In the absence of a specific provision by the owner of the estate, Costa Rican legislation has rules that regulate succession processes. However, these provisions may not suit our interests or reality, cause intra-family problems, and involve a series of legal proceedings that could delay the process of distribution and access to assets. The result, in some cases, could make it difficult to support not only the owner of the estate but also all those who depend on this financial support.

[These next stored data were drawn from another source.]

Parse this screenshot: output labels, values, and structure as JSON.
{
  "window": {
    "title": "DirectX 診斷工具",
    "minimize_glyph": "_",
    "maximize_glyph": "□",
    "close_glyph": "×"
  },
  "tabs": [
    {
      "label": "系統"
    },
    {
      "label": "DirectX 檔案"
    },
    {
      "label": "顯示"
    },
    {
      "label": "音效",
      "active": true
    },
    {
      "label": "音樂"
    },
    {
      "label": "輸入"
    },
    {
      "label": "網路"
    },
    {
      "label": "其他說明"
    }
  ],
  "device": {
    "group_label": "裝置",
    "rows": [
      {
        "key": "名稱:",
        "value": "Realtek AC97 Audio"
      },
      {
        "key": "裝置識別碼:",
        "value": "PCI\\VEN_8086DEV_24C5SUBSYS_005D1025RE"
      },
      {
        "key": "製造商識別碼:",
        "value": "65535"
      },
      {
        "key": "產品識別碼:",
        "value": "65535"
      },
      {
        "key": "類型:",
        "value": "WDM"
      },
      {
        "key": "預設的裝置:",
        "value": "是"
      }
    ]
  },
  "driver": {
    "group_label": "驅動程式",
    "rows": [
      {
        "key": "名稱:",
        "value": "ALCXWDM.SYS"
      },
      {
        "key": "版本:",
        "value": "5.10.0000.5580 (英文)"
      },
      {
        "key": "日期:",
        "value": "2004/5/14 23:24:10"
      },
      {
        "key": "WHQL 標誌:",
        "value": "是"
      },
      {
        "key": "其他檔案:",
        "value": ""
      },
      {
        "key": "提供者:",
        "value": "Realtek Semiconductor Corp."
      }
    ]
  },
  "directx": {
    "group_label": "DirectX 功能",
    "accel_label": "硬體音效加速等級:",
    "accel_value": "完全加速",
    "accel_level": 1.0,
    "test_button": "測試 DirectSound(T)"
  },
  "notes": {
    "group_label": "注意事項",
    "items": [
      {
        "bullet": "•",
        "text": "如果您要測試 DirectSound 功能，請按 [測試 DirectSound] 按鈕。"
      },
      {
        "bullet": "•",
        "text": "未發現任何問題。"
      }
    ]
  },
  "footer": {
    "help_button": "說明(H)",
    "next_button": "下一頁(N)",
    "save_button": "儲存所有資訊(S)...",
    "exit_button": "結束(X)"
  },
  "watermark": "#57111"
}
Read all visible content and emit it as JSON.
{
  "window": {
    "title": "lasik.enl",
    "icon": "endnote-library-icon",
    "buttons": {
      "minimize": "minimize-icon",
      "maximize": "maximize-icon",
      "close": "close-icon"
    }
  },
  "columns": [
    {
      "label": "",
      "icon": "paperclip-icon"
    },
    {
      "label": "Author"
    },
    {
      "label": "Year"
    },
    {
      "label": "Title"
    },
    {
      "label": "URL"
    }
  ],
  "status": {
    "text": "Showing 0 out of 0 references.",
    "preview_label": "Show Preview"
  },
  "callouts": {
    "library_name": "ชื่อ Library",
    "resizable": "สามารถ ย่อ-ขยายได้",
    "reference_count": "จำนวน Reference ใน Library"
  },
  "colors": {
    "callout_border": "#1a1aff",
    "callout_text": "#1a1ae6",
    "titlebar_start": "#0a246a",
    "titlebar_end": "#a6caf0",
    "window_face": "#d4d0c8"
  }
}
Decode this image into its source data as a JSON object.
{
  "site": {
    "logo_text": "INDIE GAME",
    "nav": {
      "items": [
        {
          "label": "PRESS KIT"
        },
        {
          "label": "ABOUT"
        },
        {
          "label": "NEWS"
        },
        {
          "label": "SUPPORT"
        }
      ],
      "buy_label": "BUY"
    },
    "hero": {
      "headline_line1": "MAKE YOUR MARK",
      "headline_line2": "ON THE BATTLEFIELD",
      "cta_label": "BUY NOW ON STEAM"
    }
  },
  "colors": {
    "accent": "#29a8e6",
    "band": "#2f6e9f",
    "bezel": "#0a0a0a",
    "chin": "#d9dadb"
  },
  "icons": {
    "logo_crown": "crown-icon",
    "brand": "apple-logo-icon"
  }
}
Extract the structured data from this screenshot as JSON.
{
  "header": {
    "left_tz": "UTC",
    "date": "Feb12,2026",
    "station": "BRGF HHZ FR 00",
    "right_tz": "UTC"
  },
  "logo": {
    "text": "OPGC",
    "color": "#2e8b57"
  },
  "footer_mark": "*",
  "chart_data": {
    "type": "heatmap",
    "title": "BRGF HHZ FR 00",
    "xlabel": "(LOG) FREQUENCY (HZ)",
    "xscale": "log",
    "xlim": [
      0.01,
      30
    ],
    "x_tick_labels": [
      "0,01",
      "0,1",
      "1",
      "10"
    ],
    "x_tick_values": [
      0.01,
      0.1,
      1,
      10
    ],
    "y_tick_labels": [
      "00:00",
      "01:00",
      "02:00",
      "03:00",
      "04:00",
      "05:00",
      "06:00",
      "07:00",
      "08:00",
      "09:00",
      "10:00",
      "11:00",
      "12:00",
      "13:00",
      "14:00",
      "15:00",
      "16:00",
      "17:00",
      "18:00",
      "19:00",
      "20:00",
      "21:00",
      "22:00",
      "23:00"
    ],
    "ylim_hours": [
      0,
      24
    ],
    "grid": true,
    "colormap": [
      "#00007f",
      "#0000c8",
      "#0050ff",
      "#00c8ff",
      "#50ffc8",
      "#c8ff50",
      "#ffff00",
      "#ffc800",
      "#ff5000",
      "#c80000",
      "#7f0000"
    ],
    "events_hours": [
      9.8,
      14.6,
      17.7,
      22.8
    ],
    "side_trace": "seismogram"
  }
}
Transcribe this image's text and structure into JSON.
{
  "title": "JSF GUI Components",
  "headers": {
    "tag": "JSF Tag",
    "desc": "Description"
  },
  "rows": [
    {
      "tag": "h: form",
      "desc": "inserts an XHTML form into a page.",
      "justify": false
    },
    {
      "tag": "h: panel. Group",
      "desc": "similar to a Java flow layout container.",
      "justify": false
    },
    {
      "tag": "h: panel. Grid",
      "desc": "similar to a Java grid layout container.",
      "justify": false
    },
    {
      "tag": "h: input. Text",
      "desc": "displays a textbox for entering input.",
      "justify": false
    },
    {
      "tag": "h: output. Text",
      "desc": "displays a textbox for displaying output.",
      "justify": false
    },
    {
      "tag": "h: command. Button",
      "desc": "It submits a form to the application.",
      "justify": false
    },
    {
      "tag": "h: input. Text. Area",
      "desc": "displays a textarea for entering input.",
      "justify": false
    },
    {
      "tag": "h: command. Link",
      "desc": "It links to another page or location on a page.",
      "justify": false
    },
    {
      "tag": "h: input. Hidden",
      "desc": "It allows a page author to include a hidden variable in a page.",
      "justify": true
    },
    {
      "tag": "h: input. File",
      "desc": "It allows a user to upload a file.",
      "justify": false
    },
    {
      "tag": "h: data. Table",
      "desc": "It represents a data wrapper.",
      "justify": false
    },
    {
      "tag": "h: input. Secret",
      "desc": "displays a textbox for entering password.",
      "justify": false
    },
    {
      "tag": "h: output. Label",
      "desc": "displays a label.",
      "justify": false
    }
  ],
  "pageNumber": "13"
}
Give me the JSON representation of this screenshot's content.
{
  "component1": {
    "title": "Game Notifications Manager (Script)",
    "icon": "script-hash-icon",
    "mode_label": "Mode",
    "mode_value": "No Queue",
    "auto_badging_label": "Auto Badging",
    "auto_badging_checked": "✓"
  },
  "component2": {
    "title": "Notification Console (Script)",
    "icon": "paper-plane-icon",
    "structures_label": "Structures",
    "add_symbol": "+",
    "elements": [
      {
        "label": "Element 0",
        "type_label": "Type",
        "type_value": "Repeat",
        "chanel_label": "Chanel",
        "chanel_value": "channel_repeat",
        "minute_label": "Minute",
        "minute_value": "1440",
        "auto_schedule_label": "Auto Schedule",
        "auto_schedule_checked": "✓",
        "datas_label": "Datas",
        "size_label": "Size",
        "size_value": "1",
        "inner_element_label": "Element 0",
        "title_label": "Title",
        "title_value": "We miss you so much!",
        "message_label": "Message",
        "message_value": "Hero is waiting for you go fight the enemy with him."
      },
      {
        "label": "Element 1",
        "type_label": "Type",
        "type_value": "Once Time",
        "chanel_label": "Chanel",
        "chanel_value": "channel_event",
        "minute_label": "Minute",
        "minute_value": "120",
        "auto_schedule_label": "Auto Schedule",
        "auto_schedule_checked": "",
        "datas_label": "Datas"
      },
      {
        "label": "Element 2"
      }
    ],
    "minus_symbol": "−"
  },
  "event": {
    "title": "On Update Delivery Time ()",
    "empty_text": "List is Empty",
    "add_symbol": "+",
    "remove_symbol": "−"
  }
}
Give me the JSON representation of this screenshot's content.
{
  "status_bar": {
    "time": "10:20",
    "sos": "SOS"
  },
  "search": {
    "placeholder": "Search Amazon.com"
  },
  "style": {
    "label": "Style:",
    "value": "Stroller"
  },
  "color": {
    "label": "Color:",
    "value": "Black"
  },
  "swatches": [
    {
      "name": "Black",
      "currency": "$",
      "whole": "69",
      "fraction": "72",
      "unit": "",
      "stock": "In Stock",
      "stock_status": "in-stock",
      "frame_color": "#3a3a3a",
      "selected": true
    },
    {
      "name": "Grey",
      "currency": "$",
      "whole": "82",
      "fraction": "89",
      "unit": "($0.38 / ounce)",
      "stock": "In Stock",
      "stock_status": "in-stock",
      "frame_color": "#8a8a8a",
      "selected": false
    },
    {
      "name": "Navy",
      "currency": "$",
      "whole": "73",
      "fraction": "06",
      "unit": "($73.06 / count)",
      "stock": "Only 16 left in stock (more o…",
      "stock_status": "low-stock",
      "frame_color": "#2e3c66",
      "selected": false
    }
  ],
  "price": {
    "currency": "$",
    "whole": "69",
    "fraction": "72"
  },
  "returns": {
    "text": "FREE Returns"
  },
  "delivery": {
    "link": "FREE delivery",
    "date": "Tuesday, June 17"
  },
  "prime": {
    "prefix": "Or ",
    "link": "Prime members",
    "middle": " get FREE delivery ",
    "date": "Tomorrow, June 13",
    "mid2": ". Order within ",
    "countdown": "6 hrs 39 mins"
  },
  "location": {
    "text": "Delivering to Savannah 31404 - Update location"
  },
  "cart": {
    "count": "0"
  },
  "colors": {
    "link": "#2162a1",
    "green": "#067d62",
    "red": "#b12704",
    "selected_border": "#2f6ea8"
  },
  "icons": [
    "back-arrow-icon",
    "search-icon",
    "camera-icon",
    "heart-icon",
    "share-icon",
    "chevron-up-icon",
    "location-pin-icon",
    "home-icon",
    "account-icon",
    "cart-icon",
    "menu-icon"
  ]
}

The Costa Rican legal system provides for the possibility of implementing inheritance structures that allow the disposition of assets in a quicker, more flexible way and according to our intentions. Although there are some exceptions, these structures, contrary to popular belief, can be modified at any time, as long as the owner of the estate has full use of his faculties.
In most cases, the commonly-used will is a quick and easy alternative to estate planning. However, other vehicles such as the testamentary trust and the Panamanian private interest foundation allow a stricter safeguard of confidentiality, as well as greater flexibility.